Dan and Chris Whitley

Describe the influence your brother Chris has on your work.

It’s hard to imagine life without the creative spirit of my brother, as well as my mother, firmly woven into mine. I've never known a time it wasn't there. It's the reason I waited so long to make an album. It’s all about honesty for me. It's the reason I do whatever I want to do creatively. Their ghosts are with me always. Chris was my big brother. We grew up in a tight-knit relationship with similar experiences and musical interests, including riding motocross together.

I never wanted to copy his musical style. We both wanted to carve out our own identities no matter what. I always worked hard at creating my own thing and he did his. That’s where our values are. We always had similar tastes, values and loves, but it was really about the idea of “to thine own art be true 100% or be nothing at all.” Neither of us were good at wanting to connect the dots, paint by numbers or anything like that. Us Whitleys are very hard-headed people.

What thoughts and advice did Chris provide you about your music?

We discussed my music many times. I wish he was here so I could hand him all my new work.
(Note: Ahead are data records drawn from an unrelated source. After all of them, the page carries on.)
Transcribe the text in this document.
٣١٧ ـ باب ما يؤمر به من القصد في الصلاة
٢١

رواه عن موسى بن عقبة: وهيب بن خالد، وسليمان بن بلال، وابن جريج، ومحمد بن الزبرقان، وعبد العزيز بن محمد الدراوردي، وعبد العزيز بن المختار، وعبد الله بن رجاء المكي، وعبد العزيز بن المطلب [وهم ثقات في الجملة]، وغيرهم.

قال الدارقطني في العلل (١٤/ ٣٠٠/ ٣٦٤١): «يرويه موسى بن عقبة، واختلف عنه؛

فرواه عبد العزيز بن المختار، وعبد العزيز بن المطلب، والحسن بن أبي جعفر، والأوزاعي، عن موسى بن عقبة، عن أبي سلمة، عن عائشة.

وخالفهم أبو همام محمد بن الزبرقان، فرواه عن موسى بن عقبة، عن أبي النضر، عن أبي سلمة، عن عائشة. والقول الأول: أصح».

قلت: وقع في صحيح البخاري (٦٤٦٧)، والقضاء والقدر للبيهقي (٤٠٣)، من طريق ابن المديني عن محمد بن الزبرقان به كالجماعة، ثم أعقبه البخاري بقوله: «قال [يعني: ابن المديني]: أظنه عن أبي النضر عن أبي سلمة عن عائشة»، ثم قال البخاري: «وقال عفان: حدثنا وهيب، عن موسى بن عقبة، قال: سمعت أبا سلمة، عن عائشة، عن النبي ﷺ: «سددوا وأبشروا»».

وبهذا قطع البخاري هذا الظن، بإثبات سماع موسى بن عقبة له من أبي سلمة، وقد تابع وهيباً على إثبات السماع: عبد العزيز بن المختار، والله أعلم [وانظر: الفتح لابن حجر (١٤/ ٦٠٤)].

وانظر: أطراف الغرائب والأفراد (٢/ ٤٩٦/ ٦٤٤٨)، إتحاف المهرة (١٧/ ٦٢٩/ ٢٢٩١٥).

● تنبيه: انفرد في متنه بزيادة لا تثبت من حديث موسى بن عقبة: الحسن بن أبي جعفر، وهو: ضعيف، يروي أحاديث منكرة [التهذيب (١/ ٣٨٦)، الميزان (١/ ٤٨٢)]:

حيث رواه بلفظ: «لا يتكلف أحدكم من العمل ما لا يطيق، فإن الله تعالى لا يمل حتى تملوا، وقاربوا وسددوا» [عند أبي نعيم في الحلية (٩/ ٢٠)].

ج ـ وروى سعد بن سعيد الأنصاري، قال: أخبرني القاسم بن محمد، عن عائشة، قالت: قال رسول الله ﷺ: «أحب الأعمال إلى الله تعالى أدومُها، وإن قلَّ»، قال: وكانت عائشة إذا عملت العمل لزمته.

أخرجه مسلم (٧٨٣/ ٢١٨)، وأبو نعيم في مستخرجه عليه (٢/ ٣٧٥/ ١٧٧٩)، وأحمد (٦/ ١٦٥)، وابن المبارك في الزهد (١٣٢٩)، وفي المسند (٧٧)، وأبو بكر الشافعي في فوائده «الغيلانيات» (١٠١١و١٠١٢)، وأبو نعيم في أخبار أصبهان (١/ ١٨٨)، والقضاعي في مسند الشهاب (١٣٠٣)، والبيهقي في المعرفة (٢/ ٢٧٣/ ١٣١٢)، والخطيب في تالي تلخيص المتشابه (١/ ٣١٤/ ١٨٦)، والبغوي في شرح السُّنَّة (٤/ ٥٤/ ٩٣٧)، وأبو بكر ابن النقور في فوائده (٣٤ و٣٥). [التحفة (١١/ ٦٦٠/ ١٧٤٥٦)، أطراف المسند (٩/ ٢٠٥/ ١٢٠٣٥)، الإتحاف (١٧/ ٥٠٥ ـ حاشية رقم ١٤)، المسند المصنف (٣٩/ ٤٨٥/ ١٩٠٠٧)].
He often yelled at me for not being able to buy my album in a store. Sometimes he'd tell me to lay off the guitar solos and put the work into the songs, which I did. I started thinking more like a songwriter and guitar player because of his influence and that's probably his most helpful advice, although I've always cherished my improv stuff. The two worlds always developed side by side with me.

Do you have any concerns about being in your brother’s shadow?

That's sort of a natural feeling when you’re an insecure kid and it made me work twice as hard at developing my own thing 100% my own way in order to get past that. Early on, I knew I had to find my own musical identity, otherwise what's the point of doing this? Chris and my mom are my greatest inspirations. They both still give me way more strength and ability than I would have otherwise. I cherish the memories of each of them. They keep me totally real and sane.

What are your thoughts about the career trajectory Trixie Whitley—Chris’ daughter—is experiencing?

I'm so proud of my niece Trixie. She’s another huge inspiration. I'm really digging her new stuff. She's a multi-talented artist on so many levels. She’s very much a Whitley with her own individual creative thing she developed for herself. She's an absolute offshoot of Chris. He totally saw her essence and knew her potential. I so wish Chris could've seen her grow into the artist she is now. Chris would be incredibly proud of her as he was always.

What’s next for you?

I can't wait to make some more art. I'll be doing more shows supporting the Calling All Gods album and we'll be releasing the two WTD Ceremonial albums. I'm also crazy excited to be working on a couple new songs to round out my next song album. It will be heavier and more a reflection of our times. Dug Pinnick will make a guest appearance and there will be some other cool surprises as well.